Class AbstractWiktionaryExtractor

    • Method Detail

      • getWiktionaryPageName

        protected String getWiktionaryPageName()
      • setWiktionaryPageName

        protected void setWiktionaryPageName​(String wiktionaryPageName)
      • removeXMLComments

        public static String removeXMLComments​(String s)
      • filterOutPage

        public boolean filterOutPage​(String pagename)
        Parameters:
        pagename - the name of the page
        Returns:
        returns true iff the pagename should be ignored during extraction.
      • extractData

        public abstract void extractData()
      • extractDefinitions

        protected void extractDefinitions​(int startOffset,
                                          int endOffset)
      • extractDefinition

        public void extractDefinition​(Matcher definitionMatcher)
      • extractDefinition

        public void extractDefinition​(String definition,
                                      int defLevel)
      • cleanUpMarkup

        public static String cleanUpMarkup​(String group)
      • extractExample

        public void extractExample​(Matcher definitionMatcher)
      • validateAndStandardizeLanguageCode

        protected String validateAndStandardizeLanguageCode​(String language)
        Standardize a wiktionary language code into a "valid" language code. As language editions use codes that may differ from ISO-639-3. Sometimes these codes are referring to languages that are not represented in the iso standard and there are some that may lead to invalid turtle dumps (either because IRI become malformed, but also because the language tag of string values is invalid.

        In this common implementation, we only consider ISO language codes.
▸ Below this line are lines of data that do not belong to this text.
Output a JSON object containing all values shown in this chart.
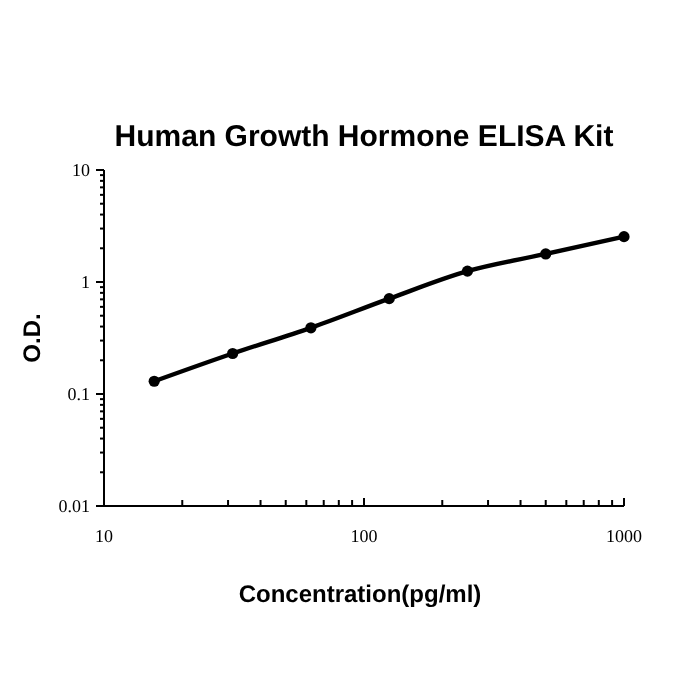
{
  "chart_data": {
    "type": "line",
    "title": "Human Growth Hormone ELISA Kit",
    "xlabel": "Concentration(pg/ml)",
    "ylabel": "O.D.",
    "x": [
      15.6,
      31.25,
      62.5,
      125,
      250,
      500,
      1000
    ],
    "series": [
      {
        "color": "#000000",
        "values": [
          0.13,
          0.23,
          0.39,
          0.71,
          1.25,
          1.78,
          2.54
        ]
      }
    ],
    "log": "xy",
    "xlim": [
      10,
      1000
    ],
    "ylim": [
      0.01,
      10
    ],
    "xticks": [
      10,
      {
        "value": 20,
        "label": null
      },
      {
        "value": 30,
        "label": null
      },
      {
        "value": 40,
        "label": null
      },
      {
        "value": 50,
        "label": null
      },
      {
        "value": 60,
        "label": null
      },
      {
        "value": 70,
        "label": null
      },
      {
        "value": 80,
        "label": null
      },
      {
        "value": 90,
        "label": null
      },
      100,
      {
        "value": 200,
        "label": null
      },
      {
        "value": 300,
        "label": null
      },
      {
        "value": 400,
        "label": null
      },
      {
        "value": 500,
        "label": null
      },
      {
        "value": 600,
        "label": null
      },
      {
        "value": 700,
        "label": null
      },
      {
        "value": 800,
        "label": null
      },
      {
        "value": 900,
        "label": null
      },
      1000
    ],
    "yticks": [
      0.01,
      {
        "value": 0.02,
        "label": null
      },
      {
        "value": 0.03,
        "label": null
      },
      {
        "value": 0.04,
        "label": null
      },
      {
        "value": 0.05,
        "label": null
      },
      {
        "value": 0.06,
        "label": null
      },
      {
        "value": 0.07,
        "label": null
      },
      {
        "value": 0.08,
        "label": null
      },
      {
        "value": 0.09,
        "label": null
      },
      0.1,
      {
        "value": 0.2,
        "label": null
      },
      {
        "value": 0.3,
        "label": null
      },
      {
        "value": 0.4,
        "label": null
      },
      {
        "value": 0.5,
        "label": null
      },
      {
        "value": 0.6,
        "label": null
      },
      {
        "value": 0.7,
        "label": null
      },
      {
        "value": 0.8,
        "label": null
      },
      {
        "value": 0.9,
        "label": null
      },
      1,
      {
        "value": 2,
        "label": null
      },
      {
        "value": 3,
        "label": null
      },
      {
        "value": 4,
        "label": null
      },
      {
        "value": 5,
        "label": null
      },
      {
        "value": 6,
        "label": null
      },
      {
        "value": 7,
        "label": null
      },
      {
        "value": 8,
        "label": null
      },
      {
        "value": 9,
        "label": null
      },
      10
    ],
    "marker": "circle",
    "line_style": "solid"
  }
}
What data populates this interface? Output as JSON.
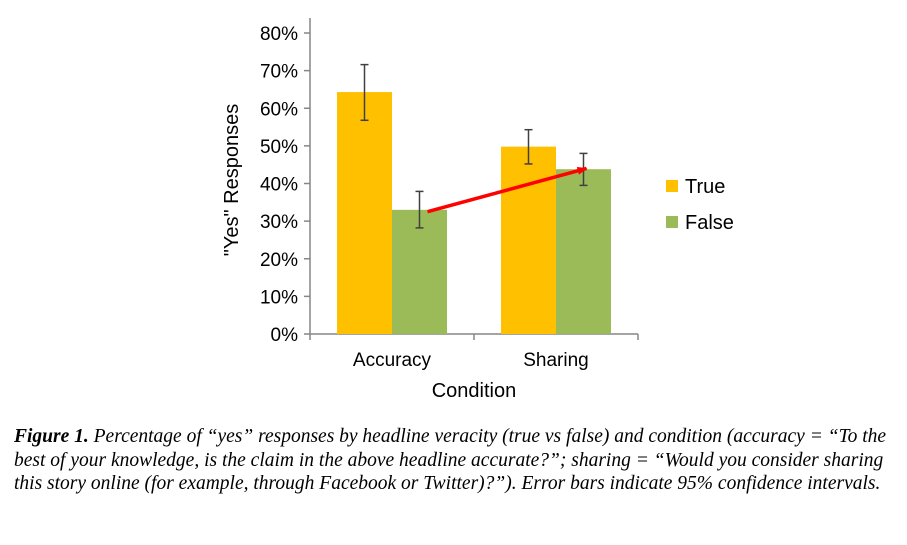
{
  "chart_data": {
    "type": "bar",
    "categories": [
      "Accuracy",
      "Sharing"
    ],
    "series": [
      {
        "name": "True",
        "color": "#FFC000",
        "values": [
          64.3,
          49.8
        ],
        "ci_low": [
          56.8,
          45.2
        ],
        "ci_high": [
          71.6,
          54.3
        ]
      },
      {
        "name": "False",
        "color": "#9BBB59",
        "values": [
          33.0,
          43.8
        ],
        "ci_low": [
          28.2,
          39.5
        ],
        "ci_high": [
          37.9,
          48.0
        ]
      }
    ],
    "xlabel": "Condition",
    "ylabel": "\"Yes\" Responses",
    "ylim": [
      0,
      80
    ],
    "yticks": [
      "0%",
      "10%",
      "20%",
      "30%",
      "40%",
      "50%",
      "60%",
      "70%",
      "80%"
    ],
    "grid": false,
    "legend_position": "right",
    "annotation": {
      "type": "arrow",
      "color": "#FF0000",
      "from": {
        "category": "Accuracy",
        "series": "False",
        "value": 32.5
      },
      "to": {
        "category": "Sharing",
        "series": "False",
        "value": 44.0
      }
    }
  },
  "caption": {
    "label": "Figure 1.",
    "text": " Percentage of “yes” responses by headline veracity (true vs false) and condition (accuracy = “To the best of your knowledge, is the claim in the above headline accurate?”; sharing = “Would you consider sharing this story online (for example, through Facebook or Twitter)?”). Error bars indicate 95% confidence intervals."
  }
}
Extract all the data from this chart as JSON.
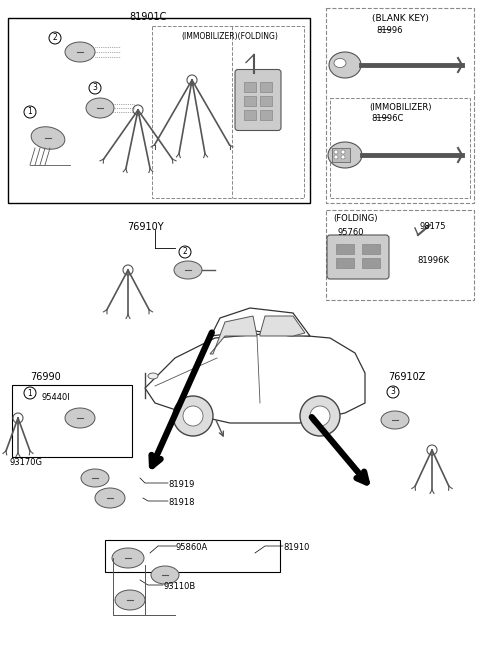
{
  "bg_color": "#ffffff",
  "fig_width": 4.8,
  "fig_height": 6.56,
  "dpi": 100,
  "labels": {
    "main_top": "81901C",
    "immob_folding": "(IMMOBILIZER)(FOLDING)",
    "blank_key_title": "(BLANK KEY)",
    "immobilizer_title": "(IMMOBILIZER)",
    "folding_title": "(FOLDING)",
    "p81996": "81996",
    "p81996C": "81996C",
    "p95760": "95760",
    "p98175": "98175",
    "p81996K": "81996K",
    "p76910Y": "76910Y",
    "p76990": "76990",
    "p95440I": "95440I",
    "p93170G": "93170G",
    "p81919": "81919",
    "p81918": "81918",
    "p95860A": "95860A",
    "p81910": "81910",
    "p93110B": "93110B",
    "p76910Z": "76910Z"
  },
  "num1": "1",
  "num2": "2",
  "num3": "3"
}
        Language extractor may refine this method or just add new language to the NON_STANDARD_LANGUAGE_MAPPINGS map.

        Parameters:
        language - the language code to be checked
        Returns:
        the String representing the standardized representation for the language (usable as a language tag in RDF) or null if language is invalid
      • extractExample

        public void extractExample​(String example)
      • cleanUpMarkup

        public static String cleanUpMarkup​(String str,
                                           boolean humanReadable)
        cleans up the wiktionary markup from a string in the following manner:
        str is the string to be cleaned up. the result depends on the value of humanReadable. Wiktionary macros are always discarded. xml/xhtml comments are always discarded. Wiktionary links are modified depending on the value of humanReadable. e.g. str = "{{a Macro}} will be [[discard]]ed and [[feed|fed]] to the [[void]]." if humanReadable is true, it will produce: "will be discarded and fed to the void." if humanReadable is false, it will produce: "will be #{discard|discarded}# and #{feed|fed}# to the #{void|void}#."
        Parameters:
        str - is the String to be cleaned up
        humanReadable - a boolean
        Returns:
        a String
      • convertToHumanReadableForm

        public static String convertToHumanReadableForm​(String def)
      • getHumanReadableForm

        public static String getHumanReadableForm​(String id)
      • extractOrthoAlt

        protected void extractOrthoAlt​(int startOffset,
                                       int endOffset)
      • computeRegionEnd

        protected int computeRegionEnd​(int blockStart,
                                       Matcher m)
      • extractNyms

        protected void extractNyms​(String synRelation,
                                   int startOffset,
                                   int endOffset)
      • stripParentheses

        public static String stripParentheses​(String s)
      • postProcessModel

        public void postProcessModel​(org.apache.jena.rdf.model.Model enhancementModel,
                                     org.apache.jena.rdf.model.Model sourceModel,
                                     String dumpFileVersion)